Visitabile fino al 3 marzo, l’installazione di Loris Cecchin si suddivide in 4 opere dislocate nelle aree comuni del The St. Regis Rome. Si tratta di opere dal carattere onirico, sullo stesso fil rouge scelto per i giorni celebrativi dell’hotel appena rinnovato, che giocano a confondere le percezioni dello spettatore per stimolarne l’immaginazione. Si comincia dalla facciata esterna dell’hotel, dove si trova un’opera della serie Blaublobbing, con cui l’artista dà vita a una sorta di bolle di sapone collegate l’una nell’altra e che escono dalle pareti dell’edificio interrompendone la linearità. Procedendo attraverso la lobby, pensata come una luminosa piazza interna ispirata alla Belle Epoque, si colloca Cloudless, fatta di due nuvole che campeggiano i lati della lounge. A introdurre la Ritz Ballroom si trova Waterbones (Stochastic Chroal Symphony), fatta di moduli combinabili all’infinito, mentre sulle pareti dello spazio più intimo della Sala Borromeo, tre opere della serie Wallwave vibrations prendono forma come protrusioni del muro, in una successione di onde dall’apparenza liquida.

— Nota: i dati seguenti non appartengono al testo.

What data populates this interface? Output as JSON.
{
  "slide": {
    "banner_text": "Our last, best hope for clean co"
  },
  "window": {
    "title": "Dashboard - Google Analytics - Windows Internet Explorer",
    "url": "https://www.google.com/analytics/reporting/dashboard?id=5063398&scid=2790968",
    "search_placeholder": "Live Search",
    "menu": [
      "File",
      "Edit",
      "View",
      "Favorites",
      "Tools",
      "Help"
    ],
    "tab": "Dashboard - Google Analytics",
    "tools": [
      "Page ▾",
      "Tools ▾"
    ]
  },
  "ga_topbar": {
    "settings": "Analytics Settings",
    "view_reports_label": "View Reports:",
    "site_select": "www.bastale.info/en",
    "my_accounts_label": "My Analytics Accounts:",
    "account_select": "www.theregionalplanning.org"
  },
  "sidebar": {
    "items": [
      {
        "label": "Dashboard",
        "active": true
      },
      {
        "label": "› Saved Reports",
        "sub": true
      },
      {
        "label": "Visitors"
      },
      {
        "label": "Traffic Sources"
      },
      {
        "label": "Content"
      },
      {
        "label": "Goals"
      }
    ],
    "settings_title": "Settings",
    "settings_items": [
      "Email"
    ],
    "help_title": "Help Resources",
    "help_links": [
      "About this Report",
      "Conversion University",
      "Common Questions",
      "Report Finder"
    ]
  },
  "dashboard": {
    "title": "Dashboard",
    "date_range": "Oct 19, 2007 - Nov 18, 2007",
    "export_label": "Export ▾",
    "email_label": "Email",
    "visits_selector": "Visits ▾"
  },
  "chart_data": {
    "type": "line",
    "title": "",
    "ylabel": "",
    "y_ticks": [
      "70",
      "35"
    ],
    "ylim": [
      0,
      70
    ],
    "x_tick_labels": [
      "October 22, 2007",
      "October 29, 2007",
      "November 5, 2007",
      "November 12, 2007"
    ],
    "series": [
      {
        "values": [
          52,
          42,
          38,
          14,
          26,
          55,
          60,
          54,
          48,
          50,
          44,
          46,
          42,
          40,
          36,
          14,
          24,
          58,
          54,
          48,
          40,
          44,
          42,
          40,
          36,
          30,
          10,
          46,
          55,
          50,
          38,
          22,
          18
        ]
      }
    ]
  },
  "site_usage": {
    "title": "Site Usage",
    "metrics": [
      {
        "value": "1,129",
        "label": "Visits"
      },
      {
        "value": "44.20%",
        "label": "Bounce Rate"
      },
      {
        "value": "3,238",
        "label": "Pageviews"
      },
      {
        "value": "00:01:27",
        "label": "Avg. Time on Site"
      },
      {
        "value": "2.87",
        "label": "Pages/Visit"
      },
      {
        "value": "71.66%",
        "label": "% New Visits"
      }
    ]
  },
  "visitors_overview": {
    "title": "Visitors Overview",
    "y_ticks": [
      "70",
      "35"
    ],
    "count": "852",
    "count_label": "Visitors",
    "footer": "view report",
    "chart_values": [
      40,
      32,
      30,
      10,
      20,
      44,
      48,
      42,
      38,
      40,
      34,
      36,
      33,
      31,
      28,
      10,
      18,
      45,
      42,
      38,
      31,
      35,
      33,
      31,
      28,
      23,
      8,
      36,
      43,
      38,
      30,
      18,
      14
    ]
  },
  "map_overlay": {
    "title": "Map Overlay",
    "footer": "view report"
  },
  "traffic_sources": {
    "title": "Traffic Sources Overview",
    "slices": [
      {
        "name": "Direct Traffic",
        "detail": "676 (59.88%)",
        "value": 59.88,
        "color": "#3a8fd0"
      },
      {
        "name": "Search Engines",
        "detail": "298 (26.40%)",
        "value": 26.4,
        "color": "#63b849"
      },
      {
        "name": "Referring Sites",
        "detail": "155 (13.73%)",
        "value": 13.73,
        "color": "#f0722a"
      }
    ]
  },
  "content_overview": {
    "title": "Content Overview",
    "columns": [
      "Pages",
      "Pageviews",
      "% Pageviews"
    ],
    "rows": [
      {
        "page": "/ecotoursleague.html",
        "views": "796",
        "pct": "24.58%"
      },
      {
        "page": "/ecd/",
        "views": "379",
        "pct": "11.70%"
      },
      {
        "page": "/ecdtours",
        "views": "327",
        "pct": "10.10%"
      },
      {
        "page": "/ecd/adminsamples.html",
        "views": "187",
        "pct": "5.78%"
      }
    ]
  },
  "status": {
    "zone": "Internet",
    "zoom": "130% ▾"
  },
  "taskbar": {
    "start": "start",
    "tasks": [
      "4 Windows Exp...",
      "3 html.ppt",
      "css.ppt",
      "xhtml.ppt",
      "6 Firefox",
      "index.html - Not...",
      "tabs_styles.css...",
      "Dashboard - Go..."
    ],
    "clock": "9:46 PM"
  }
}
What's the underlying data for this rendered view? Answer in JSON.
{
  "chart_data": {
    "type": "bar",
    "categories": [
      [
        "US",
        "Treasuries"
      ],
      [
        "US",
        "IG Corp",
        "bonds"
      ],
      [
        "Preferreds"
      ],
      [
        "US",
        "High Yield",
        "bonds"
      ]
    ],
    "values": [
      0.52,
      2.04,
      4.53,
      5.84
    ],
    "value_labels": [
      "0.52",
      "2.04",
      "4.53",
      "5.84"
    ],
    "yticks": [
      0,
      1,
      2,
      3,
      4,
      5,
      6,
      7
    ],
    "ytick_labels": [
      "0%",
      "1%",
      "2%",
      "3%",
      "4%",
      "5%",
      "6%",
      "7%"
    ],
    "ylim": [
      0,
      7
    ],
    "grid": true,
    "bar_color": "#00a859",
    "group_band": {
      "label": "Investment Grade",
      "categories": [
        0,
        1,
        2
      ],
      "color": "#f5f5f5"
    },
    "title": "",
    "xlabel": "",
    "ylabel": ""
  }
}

Le opere esposte sono di fatto un invito all’interazione con l’arte per gli ospiti del The St. Regis Rome, viaggiatori globali e cittadini romani, in un gioco di rimandi tra esterno ed interno. La volontà è quella di un’apertura verso il mondo dell’arte contemporanea e della creazione di un dialogo tra esteti. Per questo la collaborazione con la Galleria Continua prevede un calendario di incontri con curatori, collezionisti, artisti, di cui la conversazione di stasera sarà un emerito esempio.